At the end of each mission you are given a score, which translates to experience points that you can use to upgrade each character. You can upgrade the weapons to deal more damage, have longer range, and larger clips or you can beef up your character’s health and speed. If you are lazy and have coins falling out of your pockets, you can always pay for all your stats to be fully upgraded. Your points are scored globally, but you have to buff each of the four heroes individually so I found myself sinking a ton of abilities into one character that I would use on a consistent basis. In co-op, if someone chooses your heavily invested character you're going to be stuck with someone who is weak, as you cannot have multiples of the same character in game. 

Don't worry, there are plenty of turret sequences to go around. 

I haven’t watched The Expendables 2, but I’m willing to bet that the game isn't going to have an effect on the movie. The plot is forgettable and I'm sure doesn't count as canon, even though they deem the game as a prequel to the second film. For the entirety of my time with the game I was on the hunt for a diplomat that had been captured by my enemies, and upon his return the team would collect a fat paycheck. Scattered between every couple levels are turret sections that feature the semi-iconic Expendables airplane. They would be a welcome change to the monotony of the isometric shooting if they were not so boring and useless. One of the most jarring characteristics of The Expendables 2 was that I never knew what my goal was for each level or when it would end. At times it would simply fade to black after I had killed everything on screen and others relied on finishing a ‘boss fight’ that consisted of blowing up a large tank/boat/helicopter.

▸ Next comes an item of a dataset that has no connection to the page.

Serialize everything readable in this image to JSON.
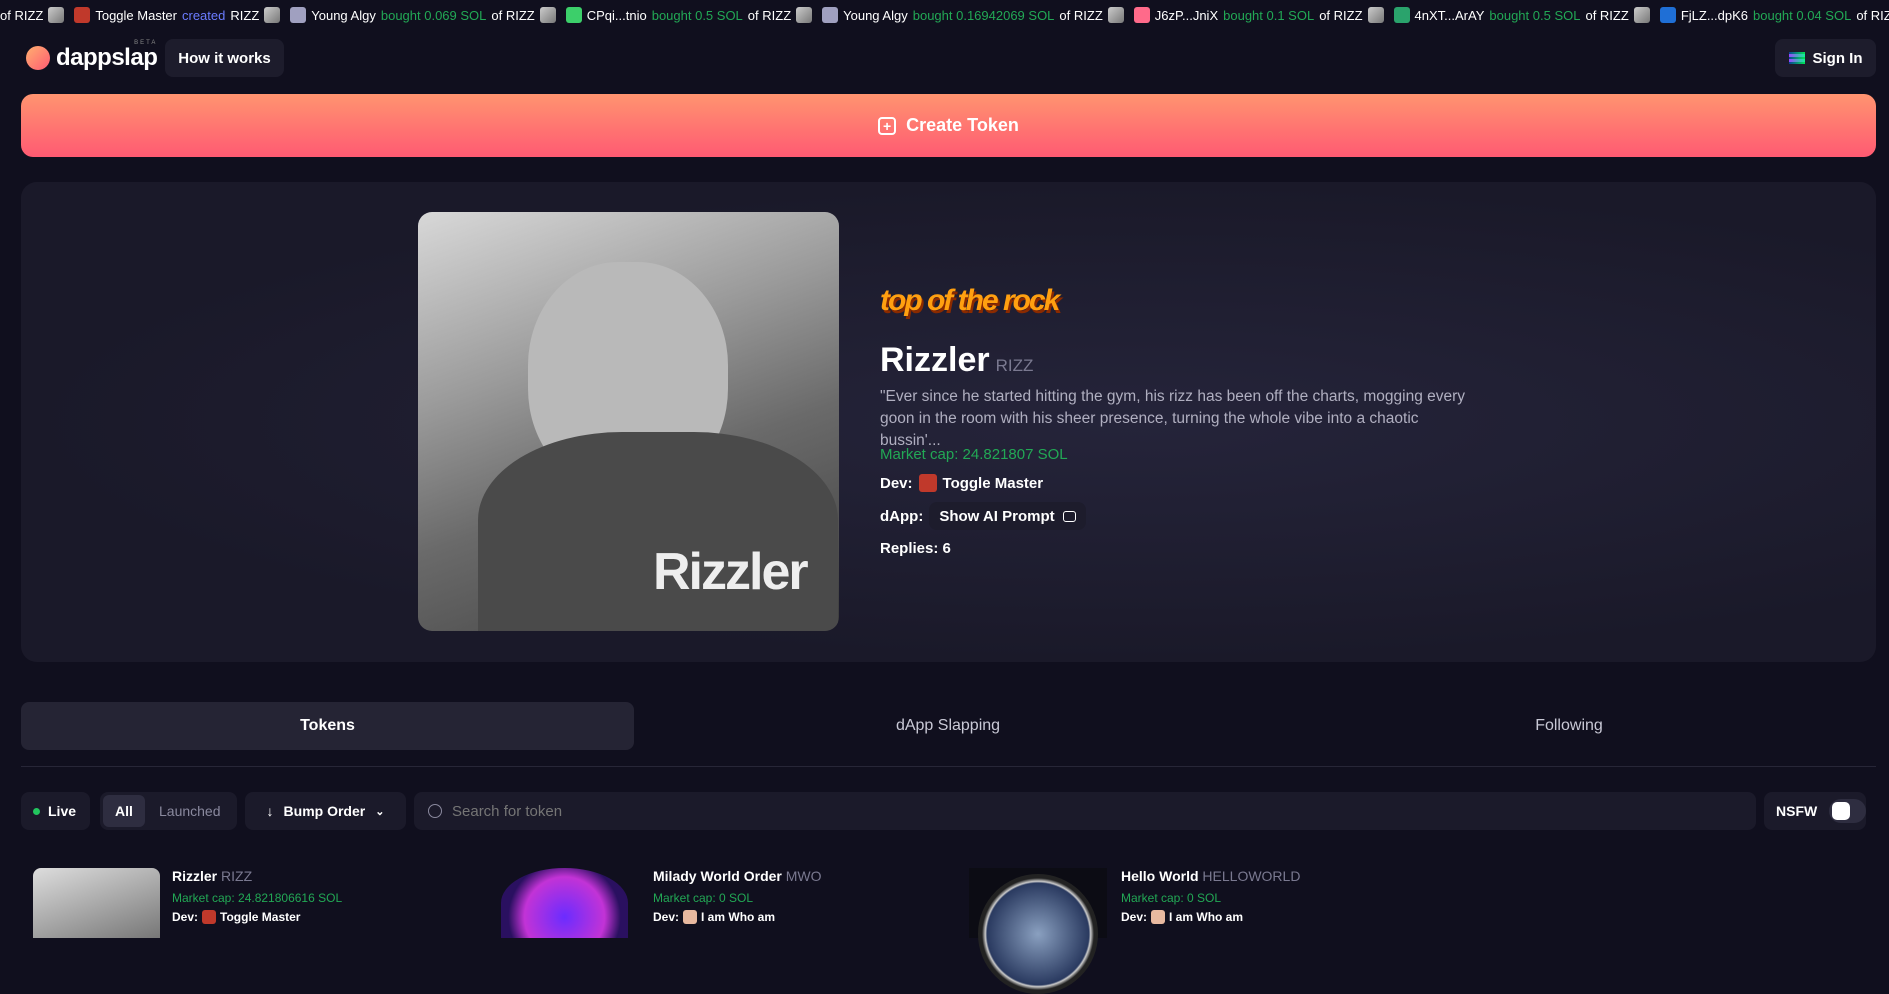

It is really a shame that The Expendables name is tarnished by this tasteless excuse for a game. I mean, it could have been something interesting or at least just some stupid fun but it fails on all accounts. Fifteen bucks is a tough asking price for a game that aims to make you feel powerless, when all you want to do is drink a can of nostalgia and embody your favorite action star of the past in order to shoot thousands of bad guys. I’m not surprised that this licensed title failed to deliver, but I am disappointed with their lack of trying. You can see the framework for a great game, but unfortunately typical constraints for a rushed game choked the life out of something that could have been beautiful.